Os seis primeiros meses de vida da criança são essenciais para o desenvolvimento do seu cérebro, por que nesse tempo a velocidade de crescimento do órgão, de duas gramas ao dia, é a mais acelerada durante a vida do ser humano. O dado reforça o benefício do aleitamento materno e do convívio com a mãe no período para a formação de um adulto seguro e com plena capacidade afetiva.

A afirmação é da médica pediatra Valdenise Martins Laurindo Tuma Calil, membro do Departamento de Aleitamento Materno da Sociedade Brasileira de Pediatria (SBP), para destacar a importância da ampliação da licença maternidade.
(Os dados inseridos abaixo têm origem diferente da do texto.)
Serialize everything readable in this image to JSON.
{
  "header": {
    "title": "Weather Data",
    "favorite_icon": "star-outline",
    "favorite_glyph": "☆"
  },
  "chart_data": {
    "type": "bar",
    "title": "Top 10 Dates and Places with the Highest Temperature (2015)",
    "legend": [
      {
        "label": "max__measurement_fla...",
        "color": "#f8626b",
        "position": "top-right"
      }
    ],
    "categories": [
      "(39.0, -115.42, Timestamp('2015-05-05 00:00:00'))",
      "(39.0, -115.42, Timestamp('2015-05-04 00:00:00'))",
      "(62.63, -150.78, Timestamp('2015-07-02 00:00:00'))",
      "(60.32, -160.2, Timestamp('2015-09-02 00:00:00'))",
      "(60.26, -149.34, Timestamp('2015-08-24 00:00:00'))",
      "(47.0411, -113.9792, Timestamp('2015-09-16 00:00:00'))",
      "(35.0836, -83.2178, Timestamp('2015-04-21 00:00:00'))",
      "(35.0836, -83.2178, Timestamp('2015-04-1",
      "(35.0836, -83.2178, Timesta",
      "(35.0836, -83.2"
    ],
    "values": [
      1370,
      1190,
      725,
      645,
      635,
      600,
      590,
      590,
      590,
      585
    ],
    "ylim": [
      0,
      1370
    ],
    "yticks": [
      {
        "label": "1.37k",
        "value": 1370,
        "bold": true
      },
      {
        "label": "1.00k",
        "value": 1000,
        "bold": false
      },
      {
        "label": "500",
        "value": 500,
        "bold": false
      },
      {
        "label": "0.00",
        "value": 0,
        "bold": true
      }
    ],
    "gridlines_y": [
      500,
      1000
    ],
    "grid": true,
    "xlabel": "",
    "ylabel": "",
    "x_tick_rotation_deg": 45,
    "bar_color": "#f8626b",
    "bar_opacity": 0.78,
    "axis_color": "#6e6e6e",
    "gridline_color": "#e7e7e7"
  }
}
Ela foi uma das expositoras do debate  A importância da licença de 180 dias, realizado na última sexta-feira pela Secretaria da Mulher da Federação Estadual dos Metalúrgicos (FEM) CUT.

Segundo a pediatra, é fundamental que os sindicatos abracem a causa. “Vocês têm um papel social muito forte. Temos que conscientizar os empresários e as trabalhadoras de que o aumento da permanência da mãe com a criança nestes primeiros seis meses contribuirá para a formação de homens e mulheres saudáveis”.
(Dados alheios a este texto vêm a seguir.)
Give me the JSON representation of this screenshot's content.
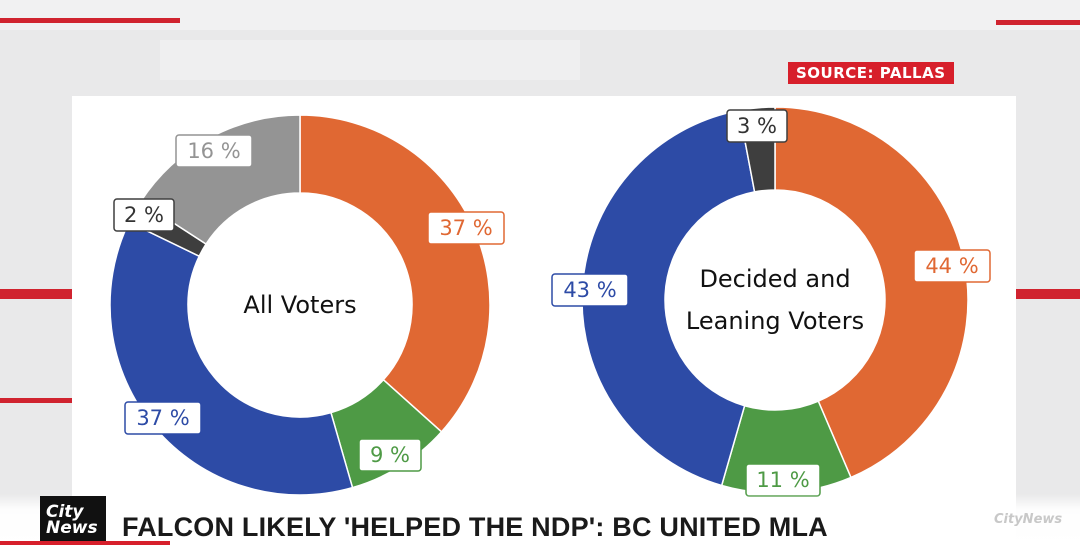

Ao adotar o programa, segundo ela, a empresa também ganha porque cai o índice de faltas de mães por motivo de saúde dos filhos.

Valdenise alertou que, muitas vezes, as trabalhadoras têm medo de serem discriminadas no emprego ou de perderem seus postos nas empresas, se pleitearem a ampliação da licença. “Isso é um absurdo. As mães não podem ter este medo. Afinal o momento mais importante da vida de uma mulher é quando são mães”, frisou.

Um direito da mãe e da criança
A nova lei que garante às trabalhadoras mães a ampliação da licença-maternidade de 120 dias (quatro meses) para 180 dias (seis meses) e a dedução de impostos para a empresa participante está assegurada pelo Programa Empresa Cidadã, criado pela Lei Federal 11.770 em janeiro deste ano.

O auditor fiscal da Receita Federal, Eduardo Newman de Mattera Gomes, outro expositor do debate, falou que para aderir ao Programa Empresa Cidadã as empresas devem estar em situação regular com o fisco, ou seja, em dia com os pagamentos de seus impostos. Ele explicou que não podem participar do programa as micros e pequenas empresas (MPEs), porque foi vetado no texto da nova lei. 

A MPEs representam 98% das empresas brasileiras, totalizando cinco milhões de micro e pequenas empresas. “Vocês do movimento sindical podem mudar esta realidade, reivindicando que as MPEs também façam parte do Programa Empresa Cidadã”, contou o auditor.